History of proximal thrombosis and pregnancy

2017-03-28
Shannon Bates

Should female patients with a history of proximal thrombosis (affecting iliac vein or inferior vena cava) plan to become pregnant? What should be our recommendation for such patients? Does lack of recanalization of the affected vein pose additional problems?

Shannon Bates: I do not think women should regard having a previous thrombotic event, whether it is a pulmonary embolism (PE) or deep vein thrombosis (DVT), as an absolute contraindication to pregnancy. It does make their subsequent pregnancy more complicated and we do need to be careful.

The first [thing] is that you obviously would like the patient to be adequately treated for their DVT or PE before becoming pregnant. [There are] no studies to base this on but my recommendation would be you would want at least a good 3 months of full-dose anticoagulant therapy. If the patient has made a good clinical recovery after that event, whether it was from PE or from extensive DVT, then you can consider pregnancy, but you need to think about what you can do to prevent a recurrent event. At minimum, this woman is going to require is postpartum prophylaxis, and then, depending on the setting in which her first clot occurred, she may need antepartum prophylaxis as well.

If the first event was hormonally related or unprovoked, then, for sure, the woman should receive some type of anticoagulants during her pregnancy. If the event was associated with another risk factor, say, leg casting that is now resolved during hospitalization, it is not clear that she would require prophylaxis, and that would need to be a discussion with the patient, depending on what risk of recurrence she is willing to accept. But the more proximate the pregnancy is to when the thrombosis was diagnosed, the more likely she should receive prophylaxis during any subsequent pregnancy.

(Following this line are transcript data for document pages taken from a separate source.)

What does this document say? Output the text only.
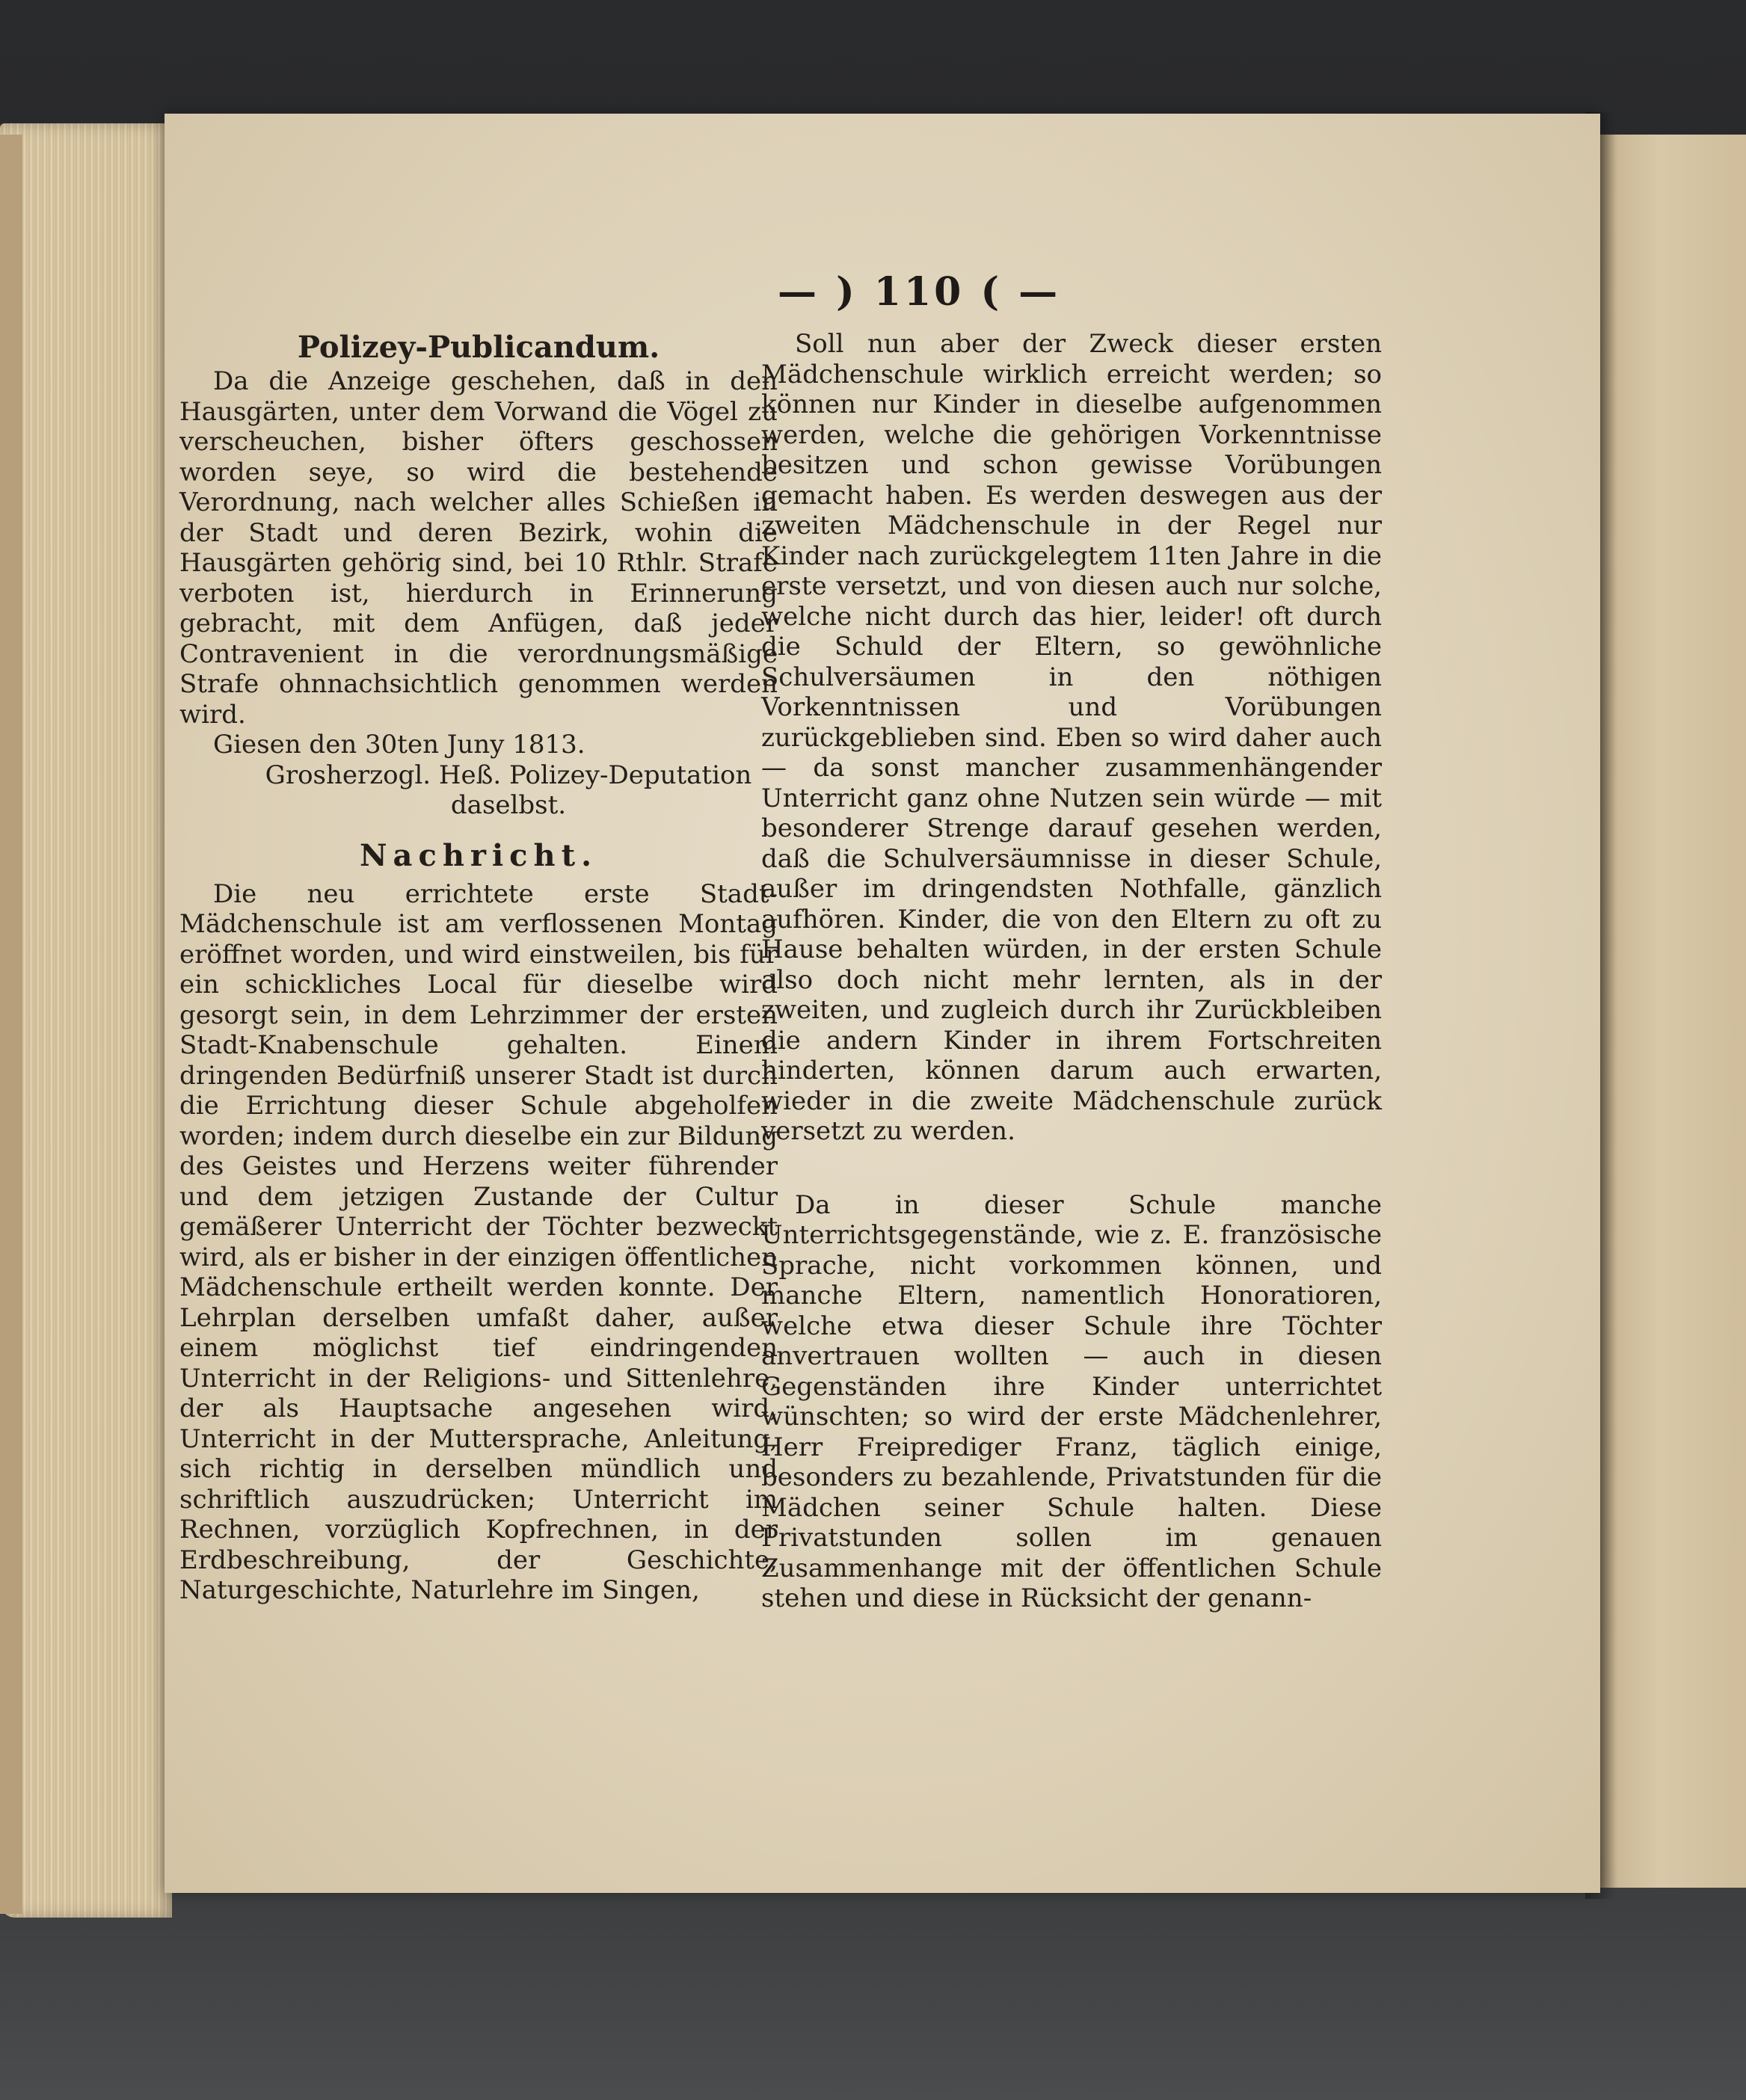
— ) 110 ( —
Polizey-Publicandum.

Da die Anzeige geschehen, daß in den Hausgärten, unter dem Vorwand die Vögel zu verscheuchen, bisher öfters geschossen worden seye, so wird die bestehende Verordnung, nach welcher alles Schießen in der Stadt und deren Bezirk, wohin die Hausgärten gehörig sind, bei 10 Rthlr. Strafe verboten ist, hierdurch in Erinnerung gebracht, mit dem Anfügen, daß jeder Contravenient in die verordnungsmäßige Strafe ohnnachsichtlich genommen werden wird.

Giesen den 30ten Juny 1813.

Grosherzogl. Heß. Polizey-Deputation daselbst.

Nachricht.

Die neu errichtete erste Stadt-Mädchenschule ist am verflossenen Montag eröffnet worden, und wird einstweilen, bis für ein schickliches Local für dieselbe wird gesorgt sein, in dem Lehrzimmer der ersten Stadt-Knabenschule gehalten. Einem dringenden Bedürfniß unserer Stadt ist durch die Errichtung dieser Schule abgeholfen worden; indem durch dieselbe ein zur Bildung des Geistes und Herzens weiter führender und dem jetzigen Zustande der Cultur gemäßerer Unterricht der Töchter bezweckt wird, als er bisher in der einzigen öffentlichen Mädchenschule ertheilt werden konnte. Der Lehrplan derselben umfaßt daher, außer einem möglichst tief eindringenden Unterricht in der Religions- und Sittenlehre, der als Hauptsache angesehen wird, Unterricht in der Muttersprache, Anleitung, sich richtig in derselben mündlich und schriftlich auszudrücken; Unterricht im Rechnen, vorzüglich Kopfrechnen, in der Erdbeschreibung, der Geschichte, Naturgeschichte, Naturlehre im Singen,

Soll nun aber der Zweck dieser ersten Mädchenschule wirklich erreicht werden; so können nur Kinder in dieselbe aufgenommen werden, welche die gehörigen Vorkenntnisse besitzen und schon gewisse Vorübungen gemacht haben. Es werden deswegen aus der zweiten Mädchenschule in der Regel nur Kinder nach zurückgelegtem 11ten Jahre in die erste versetzt, und von diesen auch nur solche, welche nicht durch das hier, leider! oft durch die Schuld der Eltern, so gewöhnliche Schulversäumen in den nöthigen Vorkenntnissen und Vorübungen zurückgeblieben sind. Eben so wird daher auch — da sonst mancher zusammenhängender Unterricht ganz ohne Nutzen sein würde — mit besonderer Strenge darauf gesehen werden, daß die Schulversäumnisse in dieser Schule, außer im dringendsten Nothfalle, gänzlich aufhören. Kinder, die von den Eltern zu oft zu Hause behalten würden, in der ersten Schule also doch nicht mehr lernten, als in der zweiten, und zugleich durch ihr Zurückbleiben die andern Kinder in ihrem Fortschreiten hinderten, können darum auch erwarten, wieder in die zweite Mädchenschule zurück versetzt zu werden.

Da in dieser Schule manche Unterrichtsgegenstände, wie z. E. französische Sprache, nicht vorkommen können, und manche Eltern, namentlich Honoratioren, welche etwa dieser Schule ihre Töchter anvertrauen wollten — auch in diesen Gegenständen ihre Kinder unterrichtet wünschten; so wird der erste Mädchenlehrer, Herr Freiprediger Franz, täglich einige, besonders zu bezahlende, Privatstunden für die Mädchen seiner Schule halten. Diese Privatstunden sollen im genauen Zusammenhange mit der öffentlichen Schule stehen und diese in Rücksicht der genann-
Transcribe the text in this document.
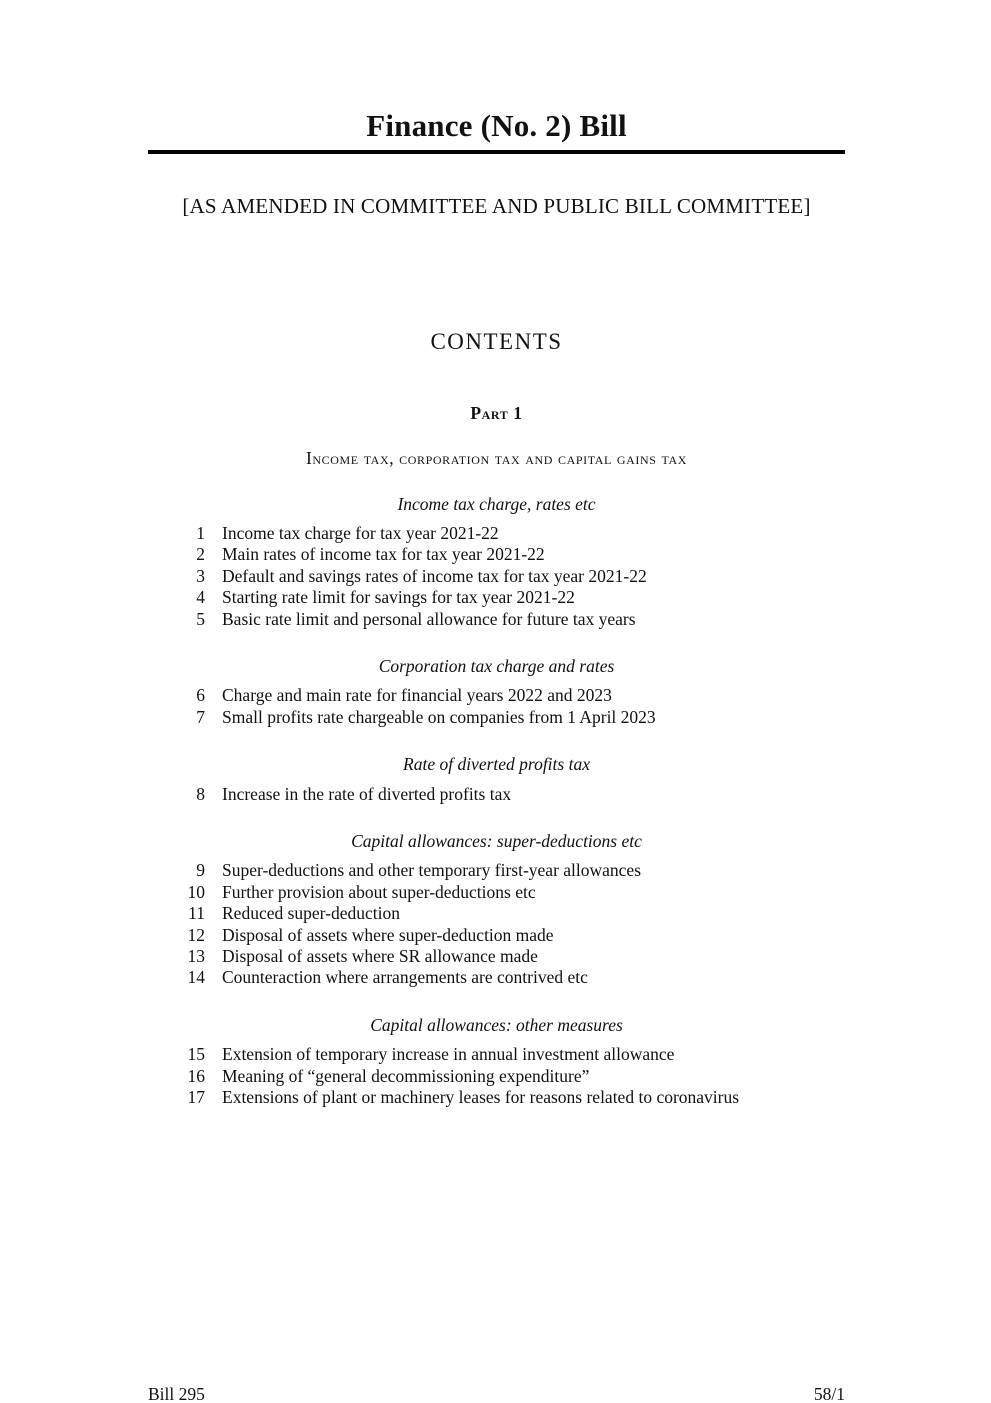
Finance (No. 2) Bill

[AS AMENDED IN COMMITTEE AND PUBLIC BILL COMMITTEE]

CONTENTS
Part 1
Income tax, corporation tax and capital gains tax
Income tax charge, rates etc
1 Income tax charge for tax year 2021-22
2 Main rates of income tax for tax year 2021-22
3 Default and savings rates of income tax for tax year 2021-22
4 Starting rate limit for savings for tax year 2021-22
5 Basic rate limit and personal allowance for future tax years
Corporation tax charge and rates
6 Charge and main rate for financial years 2022 and 2023
7 Small profits rate chargeable on companies from 1 April 2023
Rate of diverted profits tax
8 Increase in the rate of diverted profits tax
Capital allowances: super-deductions etc
9 Super-deductions and other temporary first-year allowances
10 Further provision about super-deductions etc
11 Reduced super-deduction
12 Disposal of assets where super-deduction made
13 Disposal of assets where SR allowance made
14 Counteraction where arrangements are contrived etc
Capital allowances: other measures
15 Extension of temporary increase in annual investment allowance
16 Meaning of “general decommissioning expenditure”
17 Extensions of plant or machinery leases for reasons related to coronavirus
Bill 295	58/1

You are concerned about risk of recurrence and future damage to the leg. But again, that might be someone that you would prophylax more aggressively; instead of a prophylactic dose you might put them on a therapeutic dose. So it would again depend on the woman, but I do not think you can say that even an extensive prior history of VTE should act as an absolute contraindication. The decision is really based on what you think the risk of recurrence is, what risk of recurrence the woman is willing to accept to have the option of becoming pregnant, and what strategies you can use to mitigate the risk of recurrence. And obviously, if you are very concerned, then your option is to use therapeutic doses of anticoagulation, where your risk of recurrence is going to be exceptionally small.

You are going to have to also utilize strategies in order to prevent worsening of varicose veins that she may have developed, or superficial veins, so she is going to need to be willing to wear compression stockings throughout her pregnancy and be closely monitored for the condition of her veins throughout.